Though Palin cited the publication of the Times article to justify her new attacks linking Obama to Ayers's Vietnam-era "terrorism," the article actually cites no evidence to support Palin's charge that Obama was "palling around with terrorists," with its suggestion that Obama and Ayers were close friends.
The article concludes that the two appear to have been only casual acquaintances and that Ayers had little to do with Obama's political development.

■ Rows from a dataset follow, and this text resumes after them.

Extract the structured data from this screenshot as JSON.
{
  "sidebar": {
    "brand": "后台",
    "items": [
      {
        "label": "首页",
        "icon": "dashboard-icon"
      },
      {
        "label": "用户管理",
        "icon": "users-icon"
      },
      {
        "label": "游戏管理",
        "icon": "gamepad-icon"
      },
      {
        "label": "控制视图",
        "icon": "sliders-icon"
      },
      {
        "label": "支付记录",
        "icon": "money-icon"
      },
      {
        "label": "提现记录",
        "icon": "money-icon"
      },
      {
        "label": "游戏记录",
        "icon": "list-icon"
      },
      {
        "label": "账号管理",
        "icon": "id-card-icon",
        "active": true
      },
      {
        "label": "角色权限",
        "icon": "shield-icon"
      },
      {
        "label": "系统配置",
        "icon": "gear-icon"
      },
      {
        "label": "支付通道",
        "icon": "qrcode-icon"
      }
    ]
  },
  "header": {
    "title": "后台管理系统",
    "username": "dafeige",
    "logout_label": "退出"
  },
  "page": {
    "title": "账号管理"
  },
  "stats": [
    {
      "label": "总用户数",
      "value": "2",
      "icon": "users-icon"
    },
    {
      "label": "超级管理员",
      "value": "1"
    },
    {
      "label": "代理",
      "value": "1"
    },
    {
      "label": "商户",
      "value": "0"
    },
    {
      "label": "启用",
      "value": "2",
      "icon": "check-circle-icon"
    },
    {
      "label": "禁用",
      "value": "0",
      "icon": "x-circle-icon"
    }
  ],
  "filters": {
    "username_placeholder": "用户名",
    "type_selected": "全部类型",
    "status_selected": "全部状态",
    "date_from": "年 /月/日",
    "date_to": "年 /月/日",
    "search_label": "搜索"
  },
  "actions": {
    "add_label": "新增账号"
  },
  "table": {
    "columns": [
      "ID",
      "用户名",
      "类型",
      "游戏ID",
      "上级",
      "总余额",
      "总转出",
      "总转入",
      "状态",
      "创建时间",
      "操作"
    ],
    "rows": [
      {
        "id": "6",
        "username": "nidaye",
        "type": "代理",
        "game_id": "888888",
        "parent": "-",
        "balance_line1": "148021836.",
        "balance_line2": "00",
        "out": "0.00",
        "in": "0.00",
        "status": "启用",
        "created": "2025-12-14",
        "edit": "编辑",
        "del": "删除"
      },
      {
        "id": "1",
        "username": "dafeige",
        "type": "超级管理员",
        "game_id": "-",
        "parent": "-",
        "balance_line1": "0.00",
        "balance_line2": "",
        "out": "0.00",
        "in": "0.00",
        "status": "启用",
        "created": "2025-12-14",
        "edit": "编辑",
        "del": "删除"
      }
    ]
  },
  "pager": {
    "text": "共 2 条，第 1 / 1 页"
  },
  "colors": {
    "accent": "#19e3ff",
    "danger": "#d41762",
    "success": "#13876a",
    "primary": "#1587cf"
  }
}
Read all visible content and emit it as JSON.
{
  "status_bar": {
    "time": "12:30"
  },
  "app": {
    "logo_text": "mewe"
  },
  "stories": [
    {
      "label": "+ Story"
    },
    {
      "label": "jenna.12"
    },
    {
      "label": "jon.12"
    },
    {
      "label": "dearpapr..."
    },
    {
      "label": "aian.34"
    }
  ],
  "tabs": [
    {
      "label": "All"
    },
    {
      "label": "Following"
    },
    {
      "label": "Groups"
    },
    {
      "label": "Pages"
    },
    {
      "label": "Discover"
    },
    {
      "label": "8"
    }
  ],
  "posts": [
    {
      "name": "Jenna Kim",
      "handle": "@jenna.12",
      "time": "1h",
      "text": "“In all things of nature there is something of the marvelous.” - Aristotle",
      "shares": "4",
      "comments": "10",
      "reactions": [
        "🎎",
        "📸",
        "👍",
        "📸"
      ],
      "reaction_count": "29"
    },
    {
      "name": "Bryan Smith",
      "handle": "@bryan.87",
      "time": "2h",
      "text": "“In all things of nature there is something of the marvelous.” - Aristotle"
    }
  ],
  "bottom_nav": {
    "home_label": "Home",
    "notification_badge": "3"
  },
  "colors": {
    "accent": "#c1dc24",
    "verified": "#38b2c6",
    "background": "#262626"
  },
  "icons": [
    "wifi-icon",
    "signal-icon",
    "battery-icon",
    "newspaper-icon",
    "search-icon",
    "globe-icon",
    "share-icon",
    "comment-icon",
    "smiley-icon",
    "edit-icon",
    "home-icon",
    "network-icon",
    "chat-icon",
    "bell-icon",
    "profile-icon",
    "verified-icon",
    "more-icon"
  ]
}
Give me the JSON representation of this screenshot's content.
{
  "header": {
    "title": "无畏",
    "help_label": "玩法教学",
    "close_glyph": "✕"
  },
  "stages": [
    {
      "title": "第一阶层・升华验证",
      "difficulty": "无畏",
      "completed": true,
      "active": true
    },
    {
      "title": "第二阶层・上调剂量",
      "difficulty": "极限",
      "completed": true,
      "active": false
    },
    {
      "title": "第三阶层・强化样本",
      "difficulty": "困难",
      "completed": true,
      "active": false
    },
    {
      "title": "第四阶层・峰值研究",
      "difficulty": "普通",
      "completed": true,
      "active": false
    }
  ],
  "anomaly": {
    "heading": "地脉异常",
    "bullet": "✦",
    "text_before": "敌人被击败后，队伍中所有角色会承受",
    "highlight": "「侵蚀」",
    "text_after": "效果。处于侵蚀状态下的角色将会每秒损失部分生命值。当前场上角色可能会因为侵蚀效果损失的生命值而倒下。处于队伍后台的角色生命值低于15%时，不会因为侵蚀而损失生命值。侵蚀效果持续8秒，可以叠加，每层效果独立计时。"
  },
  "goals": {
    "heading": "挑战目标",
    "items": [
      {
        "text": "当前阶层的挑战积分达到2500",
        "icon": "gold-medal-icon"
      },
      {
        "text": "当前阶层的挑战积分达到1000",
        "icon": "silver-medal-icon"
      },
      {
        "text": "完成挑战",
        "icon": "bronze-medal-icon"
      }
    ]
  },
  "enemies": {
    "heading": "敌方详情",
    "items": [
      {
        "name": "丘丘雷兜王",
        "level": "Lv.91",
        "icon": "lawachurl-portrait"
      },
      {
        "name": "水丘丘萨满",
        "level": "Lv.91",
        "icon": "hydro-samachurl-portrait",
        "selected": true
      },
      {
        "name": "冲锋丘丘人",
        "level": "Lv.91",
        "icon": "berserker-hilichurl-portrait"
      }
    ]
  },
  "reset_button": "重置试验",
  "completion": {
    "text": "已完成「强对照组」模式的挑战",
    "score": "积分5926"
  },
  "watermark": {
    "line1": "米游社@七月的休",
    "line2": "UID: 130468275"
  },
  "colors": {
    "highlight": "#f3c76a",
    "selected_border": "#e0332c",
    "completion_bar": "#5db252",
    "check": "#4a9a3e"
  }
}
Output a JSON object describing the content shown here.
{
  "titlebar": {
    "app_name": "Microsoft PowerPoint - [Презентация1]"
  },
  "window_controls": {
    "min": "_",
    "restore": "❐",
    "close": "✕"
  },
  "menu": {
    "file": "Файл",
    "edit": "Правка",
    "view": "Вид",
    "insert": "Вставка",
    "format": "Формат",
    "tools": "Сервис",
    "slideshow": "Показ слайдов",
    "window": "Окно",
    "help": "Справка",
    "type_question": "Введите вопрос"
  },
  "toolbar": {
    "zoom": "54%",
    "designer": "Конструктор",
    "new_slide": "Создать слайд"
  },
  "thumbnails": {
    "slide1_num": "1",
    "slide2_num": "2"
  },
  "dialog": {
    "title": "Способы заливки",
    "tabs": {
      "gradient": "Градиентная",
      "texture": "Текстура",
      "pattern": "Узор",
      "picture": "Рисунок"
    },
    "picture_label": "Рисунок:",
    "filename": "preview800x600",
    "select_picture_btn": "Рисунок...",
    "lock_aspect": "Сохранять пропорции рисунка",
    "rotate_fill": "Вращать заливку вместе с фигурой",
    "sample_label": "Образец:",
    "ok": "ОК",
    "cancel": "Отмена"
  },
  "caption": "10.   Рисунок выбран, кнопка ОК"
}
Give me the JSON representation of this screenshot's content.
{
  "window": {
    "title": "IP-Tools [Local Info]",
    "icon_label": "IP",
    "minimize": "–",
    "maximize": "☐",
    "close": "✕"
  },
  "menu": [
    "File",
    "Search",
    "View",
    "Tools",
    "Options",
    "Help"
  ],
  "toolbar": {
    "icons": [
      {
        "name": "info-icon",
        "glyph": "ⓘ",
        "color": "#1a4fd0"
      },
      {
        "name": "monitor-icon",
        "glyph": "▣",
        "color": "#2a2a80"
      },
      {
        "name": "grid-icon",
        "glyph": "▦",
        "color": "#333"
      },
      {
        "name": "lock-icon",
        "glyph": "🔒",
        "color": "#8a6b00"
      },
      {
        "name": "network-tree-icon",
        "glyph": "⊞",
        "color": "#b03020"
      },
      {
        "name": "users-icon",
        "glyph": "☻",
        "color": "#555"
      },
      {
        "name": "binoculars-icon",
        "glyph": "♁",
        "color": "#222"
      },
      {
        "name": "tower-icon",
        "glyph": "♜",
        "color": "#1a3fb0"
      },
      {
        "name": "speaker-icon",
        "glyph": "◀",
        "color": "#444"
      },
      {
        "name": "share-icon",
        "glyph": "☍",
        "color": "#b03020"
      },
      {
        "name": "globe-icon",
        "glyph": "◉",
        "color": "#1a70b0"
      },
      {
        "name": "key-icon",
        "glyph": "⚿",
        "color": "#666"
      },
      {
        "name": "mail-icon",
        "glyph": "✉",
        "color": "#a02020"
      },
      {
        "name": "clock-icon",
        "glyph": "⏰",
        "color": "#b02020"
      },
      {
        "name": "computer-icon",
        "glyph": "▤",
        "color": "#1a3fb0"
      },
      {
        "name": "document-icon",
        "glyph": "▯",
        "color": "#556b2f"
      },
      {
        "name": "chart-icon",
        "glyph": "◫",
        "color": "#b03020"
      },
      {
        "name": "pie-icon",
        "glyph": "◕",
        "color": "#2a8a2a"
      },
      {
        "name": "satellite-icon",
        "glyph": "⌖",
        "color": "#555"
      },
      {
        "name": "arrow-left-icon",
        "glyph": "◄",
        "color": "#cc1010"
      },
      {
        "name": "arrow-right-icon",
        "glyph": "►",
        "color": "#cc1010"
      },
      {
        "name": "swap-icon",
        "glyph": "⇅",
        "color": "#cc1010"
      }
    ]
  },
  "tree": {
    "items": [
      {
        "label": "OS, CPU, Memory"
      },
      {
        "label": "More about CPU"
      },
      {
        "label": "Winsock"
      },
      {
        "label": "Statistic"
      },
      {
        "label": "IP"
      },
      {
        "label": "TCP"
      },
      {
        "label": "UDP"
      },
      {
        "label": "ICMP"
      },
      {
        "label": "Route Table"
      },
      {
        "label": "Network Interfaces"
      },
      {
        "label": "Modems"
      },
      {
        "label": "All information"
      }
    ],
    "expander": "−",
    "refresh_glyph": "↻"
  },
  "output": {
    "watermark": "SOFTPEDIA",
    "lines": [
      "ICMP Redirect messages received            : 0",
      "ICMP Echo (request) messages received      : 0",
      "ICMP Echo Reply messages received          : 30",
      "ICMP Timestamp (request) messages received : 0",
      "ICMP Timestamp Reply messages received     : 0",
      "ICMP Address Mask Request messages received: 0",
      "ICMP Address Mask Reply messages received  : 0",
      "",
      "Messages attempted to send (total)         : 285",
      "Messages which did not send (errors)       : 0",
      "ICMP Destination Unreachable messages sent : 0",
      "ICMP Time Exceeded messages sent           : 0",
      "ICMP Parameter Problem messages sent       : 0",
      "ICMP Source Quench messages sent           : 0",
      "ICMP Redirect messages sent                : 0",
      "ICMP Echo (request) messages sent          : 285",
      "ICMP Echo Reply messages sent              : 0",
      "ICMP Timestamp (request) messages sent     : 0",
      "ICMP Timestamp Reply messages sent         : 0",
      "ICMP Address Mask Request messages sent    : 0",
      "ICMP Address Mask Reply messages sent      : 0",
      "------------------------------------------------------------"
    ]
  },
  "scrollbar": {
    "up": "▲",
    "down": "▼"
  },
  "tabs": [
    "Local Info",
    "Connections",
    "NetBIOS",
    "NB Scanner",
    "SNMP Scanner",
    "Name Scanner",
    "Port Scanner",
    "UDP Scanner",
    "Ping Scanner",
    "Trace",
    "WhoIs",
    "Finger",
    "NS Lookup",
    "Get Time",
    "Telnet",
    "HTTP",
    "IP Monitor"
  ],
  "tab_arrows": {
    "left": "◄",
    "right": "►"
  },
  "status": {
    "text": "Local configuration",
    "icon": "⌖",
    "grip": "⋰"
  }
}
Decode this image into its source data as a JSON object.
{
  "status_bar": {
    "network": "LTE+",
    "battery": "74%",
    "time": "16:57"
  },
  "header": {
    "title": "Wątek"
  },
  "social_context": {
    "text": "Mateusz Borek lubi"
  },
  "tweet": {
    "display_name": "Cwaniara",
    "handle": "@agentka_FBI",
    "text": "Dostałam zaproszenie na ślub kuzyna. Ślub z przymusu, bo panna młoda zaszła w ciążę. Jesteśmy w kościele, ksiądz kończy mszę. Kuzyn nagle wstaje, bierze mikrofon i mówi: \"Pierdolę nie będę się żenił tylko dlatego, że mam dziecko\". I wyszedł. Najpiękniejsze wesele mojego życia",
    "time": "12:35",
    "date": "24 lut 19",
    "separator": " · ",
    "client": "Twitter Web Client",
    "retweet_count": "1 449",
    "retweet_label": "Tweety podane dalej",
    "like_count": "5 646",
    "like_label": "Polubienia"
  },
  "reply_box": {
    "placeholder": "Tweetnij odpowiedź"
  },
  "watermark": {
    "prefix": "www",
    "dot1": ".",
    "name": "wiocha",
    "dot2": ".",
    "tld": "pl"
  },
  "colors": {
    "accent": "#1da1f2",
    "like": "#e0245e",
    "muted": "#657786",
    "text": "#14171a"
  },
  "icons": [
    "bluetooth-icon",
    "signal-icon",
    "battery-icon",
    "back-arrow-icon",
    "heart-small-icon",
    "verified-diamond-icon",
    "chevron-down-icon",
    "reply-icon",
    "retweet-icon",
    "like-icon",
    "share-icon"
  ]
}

According to the Times article, even conservative Republicans who knew Obama in that time period said he showed no radical tendencies. "I saw no evidence of a radical streak, either overt or covert, when we were together at Harvard Law School," said Bradford Berenson, who worked with Obama on the Harvard Law Review and later became an associate White House counsel to George W. Bush.
Berenson called Obama a "pragmatic liberal" whose moderation frustrated others at the law review who held more leftist views.
Nevertheless, McCain and Palin appear determined to make this guilt-by-association theme work in the final weeks of the campaign, hoping that it will raise doubts about Obama that might scare off white working-class voters, so-called Reagan Democrats.
The McCain-Palin ticket is helped by the fact that during the latter stages of the Democratic primaries, Hillary Clinton's campaign injected the Ayers issue into the race under the guise that the Republicans would use it -- and therefore it was best to raise it in time for Democrats to deny Obama the nomination.
The Ayers issue was part of the Clinton "oppo" research on Obama dating back at least to December 2007 when I was briefed on it by a close Clinton associate. The Clinton campaign pushed the Ayers theme during the spring 2008 primaries in Rust Belt states like Pennsylvania and Ohio. Key media personalities helped, such as George Stephanopoulos of ABC News, a former Bill Clinton adviser.
During a key prime-time debate before the Pennsylvania primary, Stephanopoulos said about Ayers that "in fact, on 9/11 he was quoted in the New York Times saying, 'I don't regret setting bombs; I feel we didn't do enough.'"
Obama was left protesting this pejorative guilt-by-association.
"The notion that somehow as a consequence of me knowing somebody who engaged in detestable acts 40 years ago when I was 8 years old, somehow reflects on me and my values doesn't make much sense, George," Obama responded. "So this kind of game, in which anybody who I know, regardless of how flimsy the relationship is, is somehow -- somehow their ideas could be attributed to me -- I think the American people are smarter than that. They're not going to suggest somehow that that is reflective of my views, because it obviously isn't."
By referring to the fact that Ayers's comments were published on Sept. 11, 2001, Stephanopoulos led viewers to believe that Ayers had either hailed the 9/11 attacks or used the 9/11 tragedy as a ghoulish opportunity to suggest that more bombings were desirable.
But that wasn't true.
The comment, which was from an interview about a memoir that Ayers published earlier in 2001, was included in a New York Times article that appeared in the newspaper's Sept. 11, 2001, edition, which went to press on Sept. 10, hours before the 9/11 attacks.
In other words, the Ayers comment had no relationship to the 9/11 attacks. During the debate, in response to Sen. Clinton's piling on about Ayers, Obama pointed out that her husband had done more for ex-members of the Weather Underground than he had.
"By Sen. Clinton's own vetting standards, I don't think she would make it, since President Clinton pardoned or commuted the sentences of two members of the Weather Underground, which I think is a slightly more significant act" than knowing Ayers, Obama said. [For more details, see Consortiumnews.com's ""Are the Clintons Playing Joe McCarthy?']
But now the Ayers issue is back, thanks to Republican operatives, the New York Times front-page article on Oct. 4 -- and Sarah Palin's new role as the attack dog for John McCain's campaign.